Trump, 70, has invited left-leaning supporters of Sanders, who also made anti-trade sentiment a centerpiece of his campaign, into his coalition by pointing out that Clinton, 68, supported the TPP in 2012, as Obama's Secretary of State, before coming out against it in her campaign.
"Clinton 'pivoted' to Sanders because of the latter's success in the primary season," Petrocik said. "Clinton is not moving towards Trump because he does not appear to be have success, and Trump is not altering his approach because he is an insurgent who believes (probably incorrectly) that he will be successful."
Part of Clinton's strategy in pushing her progressive message, said anti-Trump Republican strategist Stuart Stevens, an adviser to Romney in 2012, is to block "any drift to Trump from Sanders voters".
He added: "I think on election day, Trump will get as many Sanders voters as Lena Dunham fans who subscribe to Guns and Ammo".
The Republican base is much further from the centre than the Democratic base. So Trump has to pivot to win.
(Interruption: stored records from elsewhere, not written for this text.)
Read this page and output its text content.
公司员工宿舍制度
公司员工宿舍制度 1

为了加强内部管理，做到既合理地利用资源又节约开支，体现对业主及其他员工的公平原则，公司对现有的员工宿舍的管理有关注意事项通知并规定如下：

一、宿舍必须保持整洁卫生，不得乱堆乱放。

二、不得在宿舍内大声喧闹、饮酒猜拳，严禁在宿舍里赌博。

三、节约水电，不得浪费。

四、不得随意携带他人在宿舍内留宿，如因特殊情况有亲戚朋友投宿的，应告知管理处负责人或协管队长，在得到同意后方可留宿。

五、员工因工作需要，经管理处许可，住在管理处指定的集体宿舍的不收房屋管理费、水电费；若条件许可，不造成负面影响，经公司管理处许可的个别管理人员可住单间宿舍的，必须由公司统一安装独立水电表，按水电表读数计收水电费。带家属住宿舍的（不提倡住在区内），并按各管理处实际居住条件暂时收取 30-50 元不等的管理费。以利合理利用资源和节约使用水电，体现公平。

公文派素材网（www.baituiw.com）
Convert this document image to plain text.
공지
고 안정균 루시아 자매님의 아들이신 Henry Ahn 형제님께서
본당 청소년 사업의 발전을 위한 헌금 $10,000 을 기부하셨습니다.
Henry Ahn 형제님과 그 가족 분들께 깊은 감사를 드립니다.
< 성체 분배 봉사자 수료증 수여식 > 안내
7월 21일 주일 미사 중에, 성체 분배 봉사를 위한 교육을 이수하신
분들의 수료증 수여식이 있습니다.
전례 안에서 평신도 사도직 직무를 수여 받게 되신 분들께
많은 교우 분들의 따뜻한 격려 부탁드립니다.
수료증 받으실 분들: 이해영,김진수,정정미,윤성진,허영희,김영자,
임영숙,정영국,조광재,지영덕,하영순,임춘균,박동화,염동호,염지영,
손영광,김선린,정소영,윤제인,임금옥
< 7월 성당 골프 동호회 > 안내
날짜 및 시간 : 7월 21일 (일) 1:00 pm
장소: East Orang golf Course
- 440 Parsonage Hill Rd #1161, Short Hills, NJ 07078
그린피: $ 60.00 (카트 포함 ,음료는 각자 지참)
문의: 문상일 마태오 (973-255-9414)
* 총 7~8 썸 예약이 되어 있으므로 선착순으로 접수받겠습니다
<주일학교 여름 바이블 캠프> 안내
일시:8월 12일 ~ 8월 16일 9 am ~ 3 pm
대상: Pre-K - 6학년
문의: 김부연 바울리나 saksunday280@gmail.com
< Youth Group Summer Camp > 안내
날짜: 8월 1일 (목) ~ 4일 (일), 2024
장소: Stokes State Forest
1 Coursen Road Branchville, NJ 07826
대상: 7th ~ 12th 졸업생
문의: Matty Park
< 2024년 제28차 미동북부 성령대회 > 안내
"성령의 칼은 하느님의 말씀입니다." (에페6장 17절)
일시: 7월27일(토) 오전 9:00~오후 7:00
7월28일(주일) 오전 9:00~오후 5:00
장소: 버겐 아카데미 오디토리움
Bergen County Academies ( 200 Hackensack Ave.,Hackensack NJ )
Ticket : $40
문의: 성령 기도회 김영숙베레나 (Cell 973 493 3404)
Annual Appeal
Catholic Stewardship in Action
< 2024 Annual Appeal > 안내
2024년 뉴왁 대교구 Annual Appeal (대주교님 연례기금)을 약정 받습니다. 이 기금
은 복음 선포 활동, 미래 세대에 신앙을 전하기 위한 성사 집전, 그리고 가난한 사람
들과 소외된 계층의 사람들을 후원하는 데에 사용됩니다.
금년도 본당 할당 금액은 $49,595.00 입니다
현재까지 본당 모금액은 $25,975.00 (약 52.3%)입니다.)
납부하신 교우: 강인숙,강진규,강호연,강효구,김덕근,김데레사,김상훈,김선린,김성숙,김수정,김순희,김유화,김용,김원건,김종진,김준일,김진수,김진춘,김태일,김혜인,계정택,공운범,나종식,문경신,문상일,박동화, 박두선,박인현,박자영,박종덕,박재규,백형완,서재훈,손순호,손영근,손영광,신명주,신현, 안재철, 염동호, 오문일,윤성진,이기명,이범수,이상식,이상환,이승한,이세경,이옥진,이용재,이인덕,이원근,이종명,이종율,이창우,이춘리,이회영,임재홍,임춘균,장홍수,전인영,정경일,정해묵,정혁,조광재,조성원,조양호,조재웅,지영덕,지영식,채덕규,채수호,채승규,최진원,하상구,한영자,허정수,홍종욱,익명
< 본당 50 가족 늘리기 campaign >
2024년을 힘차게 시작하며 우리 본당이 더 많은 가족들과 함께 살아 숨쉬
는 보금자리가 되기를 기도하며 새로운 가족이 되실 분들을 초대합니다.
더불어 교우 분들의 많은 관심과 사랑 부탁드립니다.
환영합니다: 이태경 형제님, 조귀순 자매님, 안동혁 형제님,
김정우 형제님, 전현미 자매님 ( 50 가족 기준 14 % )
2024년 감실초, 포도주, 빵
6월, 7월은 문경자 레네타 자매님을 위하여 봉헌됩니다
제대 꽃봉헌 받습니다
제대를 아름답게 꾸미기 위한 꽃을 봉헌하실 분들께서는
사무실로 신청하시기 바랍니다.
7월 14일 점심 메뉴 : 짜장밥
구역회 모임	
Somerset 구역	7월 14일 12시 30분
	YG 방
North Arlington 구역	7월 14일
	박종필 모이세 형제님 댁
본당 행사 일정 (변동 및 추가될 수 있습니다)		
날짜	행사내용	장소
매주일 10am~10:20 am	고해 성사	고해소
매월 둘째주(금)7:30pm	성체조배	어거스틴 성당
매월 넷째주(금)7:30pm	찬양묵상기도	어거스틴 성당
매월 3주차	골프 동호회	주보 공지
Hillary does not and should not
Clinton's actions indicate that she believes she can pick off moderate Republicans from Trump without making policy concessions.
She has aggressively courted prominent Republicans by contrasting her optimistic outlook with Trump's darker vision, claiming that the real-estate developer and TV personality is unfit to be the leader of the Free World.
Numerous Democratic strategists say embracing a progressive platform is key to reassembling the Obama coalition, which includes nonwhite voters, unmarried women, and millennials, and which powered the president to two decisive victories.
"The universe of so-called swing voters has been getting smaller with every election," said Dan Pfeiffer, a former senior adviser to Obama.
"There is an asymmetry between the parties; the Republican base is much further from the centre than the Democratic base. So Trump has to pivot to win. Hillary does not and should not."